Activist hackers battle ISIS in cyberspace

Islamic State of Iraq and Syria (ISIS) sympathizers using social media to spread propaganda and recruit fighters are now drawing an increasing amount of return fire from activists who have been knocking some sites offline and infiltrating others.

The loose hacking collective Anonymous is the latest to draw attention to such campaigns, with members claiming credit this week for having thousands of pro-ISIS Twitter accounts disabled.

But others claim to have been doing more for longer. One group that feeds information to the U.S. government says it has suppressed tens of thousands of Twitter accounts since January, and its members have posed as would-be recruits to gain information on so-called Dark Web operations supporting the ISIS.

“We’re playing more of an intelligence role,” said the executive director of Ghost Security Group, who declined to be named, citing security concerns. The group is a volunteer organization that has been sending data to the FBI and other agencies via a Congressional terrorism adviser, Michael S. Smith II.

Smith said the group’s infiltration efforts had given some actionable information to the government, and that coordinated complaints to Twitter had helped push ISIS supporters elsewhere.

U.S. agencies “appreciate the outside support.

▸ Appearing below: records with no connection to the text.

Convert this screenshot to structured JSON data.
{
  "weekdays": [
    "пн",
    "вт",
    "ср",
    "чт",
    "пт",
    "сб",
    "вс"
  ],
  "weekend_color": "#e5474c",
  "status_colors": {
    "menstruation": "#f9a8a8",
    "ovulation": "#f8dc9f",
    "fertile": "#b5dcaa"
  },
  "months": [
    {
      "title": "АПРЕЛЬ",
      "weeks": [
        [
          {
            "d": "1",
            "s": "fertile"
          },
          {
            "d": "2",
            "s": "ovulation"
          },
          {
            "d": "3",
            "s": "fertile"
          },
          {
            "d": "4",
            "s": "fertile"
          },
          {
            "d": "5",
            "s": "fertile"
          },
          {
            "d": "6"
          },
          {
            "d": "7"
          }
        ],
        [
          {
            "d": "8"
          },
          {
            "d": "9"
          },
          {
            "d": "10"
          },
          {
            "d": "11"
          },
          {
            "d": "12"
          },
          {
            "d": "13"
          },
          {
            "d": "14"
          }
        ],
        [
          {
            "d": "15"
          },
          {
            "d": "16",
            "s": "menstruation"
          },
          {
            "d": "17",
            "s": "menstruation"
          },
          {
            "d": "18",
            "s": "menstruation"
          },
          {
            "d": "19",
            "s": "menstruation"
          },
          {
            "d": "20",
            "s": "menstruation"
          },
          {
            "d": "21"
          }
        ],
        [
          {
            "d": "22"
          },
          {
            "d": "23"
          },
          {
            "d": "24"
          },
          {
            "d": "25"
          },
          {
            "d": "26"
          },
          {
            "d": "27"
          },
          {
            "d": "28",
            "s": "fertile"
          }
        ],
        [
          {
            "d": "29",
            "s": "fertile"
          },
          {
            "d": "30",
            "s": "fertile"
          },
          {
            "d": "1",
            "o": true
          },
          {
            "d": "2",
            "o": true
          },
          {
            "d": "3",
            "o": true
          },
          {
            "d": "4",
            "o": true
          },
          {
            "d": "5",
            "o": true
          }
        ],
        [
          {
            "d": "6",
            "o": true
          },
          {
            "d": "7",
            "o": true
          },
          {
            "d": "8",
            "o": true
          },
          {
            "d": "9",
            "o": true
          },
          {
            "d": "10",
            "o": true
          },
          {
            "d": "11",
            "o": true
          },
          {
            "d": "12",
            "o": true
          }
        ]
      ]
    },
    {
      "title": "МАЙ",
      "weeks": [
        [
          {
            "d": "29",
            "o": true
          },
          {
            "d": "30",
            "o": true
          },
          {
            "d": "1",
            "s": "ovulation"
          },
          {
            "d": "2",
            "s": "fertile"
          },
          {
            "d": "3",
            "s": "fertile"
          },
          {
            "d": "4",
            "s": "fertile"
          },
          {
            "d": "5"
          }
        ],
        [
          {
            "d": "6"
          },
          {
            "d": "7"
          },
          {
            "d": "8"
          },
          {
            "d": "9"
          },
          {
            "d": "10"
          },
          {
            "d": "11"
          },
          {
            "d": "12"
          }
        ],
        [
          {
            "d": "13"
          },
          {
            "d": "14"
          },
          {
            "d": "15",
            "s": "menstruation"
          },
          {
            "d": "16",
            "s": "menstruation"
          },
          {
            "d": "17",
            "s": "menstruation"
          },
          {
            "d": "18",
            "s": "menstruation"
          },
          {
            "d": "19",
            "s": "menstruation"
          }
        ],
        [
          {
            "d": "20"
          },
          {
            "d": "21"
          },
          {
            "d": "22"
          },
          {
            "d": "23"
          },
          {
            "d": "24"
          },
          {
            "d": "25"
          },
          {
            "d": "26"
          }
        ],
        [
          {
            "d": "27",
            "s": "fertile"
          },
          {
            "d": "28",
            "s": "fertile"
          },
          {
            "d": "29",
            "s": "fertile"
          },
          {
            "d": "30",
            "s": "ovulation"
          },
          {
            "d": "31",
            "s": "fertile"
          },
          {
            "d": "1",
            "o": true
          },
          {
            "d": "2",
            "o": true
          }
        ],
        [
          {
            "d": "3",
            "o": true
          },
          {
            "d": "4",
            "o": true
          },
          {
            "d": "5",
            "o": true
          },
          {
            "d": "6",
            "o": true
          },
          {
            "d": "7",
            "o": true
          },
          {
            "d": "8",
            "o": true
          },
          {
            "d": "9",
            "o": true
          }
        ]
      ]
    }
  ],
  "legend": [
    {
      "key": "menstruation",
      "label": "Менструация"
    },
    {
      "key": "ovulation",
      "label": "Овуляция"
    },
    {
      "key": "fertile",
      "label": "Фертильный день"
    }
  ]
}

I have constant feedback to that,” Smith said. Retired Gen. David Petraeus recently told Foreign Policy he had reviewed Smith’s data and saw how it “would be of considerable value to those engaged in counter-terrorism initiatives.”

The FBI declined to comment.

Smith, chief operating officer of defense contractor Kronos Advisory, said Ghost Security Group contacted him in June and provided screenshots of internal communications about an impending attack in Tunisia, which he said he passed along and which helped break up a militant cell in time.

The Paris attacks on Friday have brought an increase in online activity against the jihadists, but freelance efforts to counter the group online remain fraught with hazards.

Civilian hacking and denial-of-service attacks, which overwhelm a website or other outlet with meaningless traffic, are illegal no matter what the target. The most sophisticated and potentially helpful efforts - including impersonating a recruit - run the greatest risk of complicating official efforts by the U.S. or allied governments.

Retired U.S. Gen. Mike Hayden, former head of the National Security Agency and the Central Intelligence Agency, when asked whether such agencies appreciate the activities of organizations such as Ghost Security Group, said: “Officially, no. But U.S. law and policy are so constraining, I am sure the folks currently in government take secret pleasure in it, as I do.”

The easiest thing for volunteers to do is complain to Twitter, Google‘s YouTube and Facebook Inc. about accounts supporting terrorism. All three have gotten more responsive in the past year, activists said, although all declined to discuss details on the record.

Facebook this year banned any praise of “terrorist” groups on its site. YouTube now acts to take down violent videos within hours, Ghost Security Group said.

At Twitter, Ghost Security Group and an affiliate now circulate lists of problem accounts. Ordinary users who see those lists can then complain about those accounts, getting them suspended more quickly than if the groups were acting alone.

“More accounts are being taken down,” said J.M. Berger, a Brookings Institution expert on ISIS. “I do think the majority of the reporting is being done by groups like Anonymous and Ghost Security. But there are other initiatives, including the Counter Extremism Project and the Sawab Center, which are contributing to reporting efforts.”

Berger said the efforts were helping to keep the ISIS’s Twitter audience “about flat, which I think is positive.”

The pressure on Twitter is one reason that ISIS has moved a lot of its broadcast communication to Telegram, which opened a “channels” service that lets a participant reach thousands of viewers, Berger and other security experts said.

The Ghost Security Group leader, who uses the moniker DigitaShadow, said that his group was still gathering information on Telegram.

In other cases, he said websites were taken down after his group’s researchers notified the hosting provider. In a few cases, the group arranged denial-of-service attacks.

But he said the guidance coming back to him through Smith was generally away from such brute-force methods.

“We’ve backed down from denial-of-service and moved toward intelligence collection,” he said.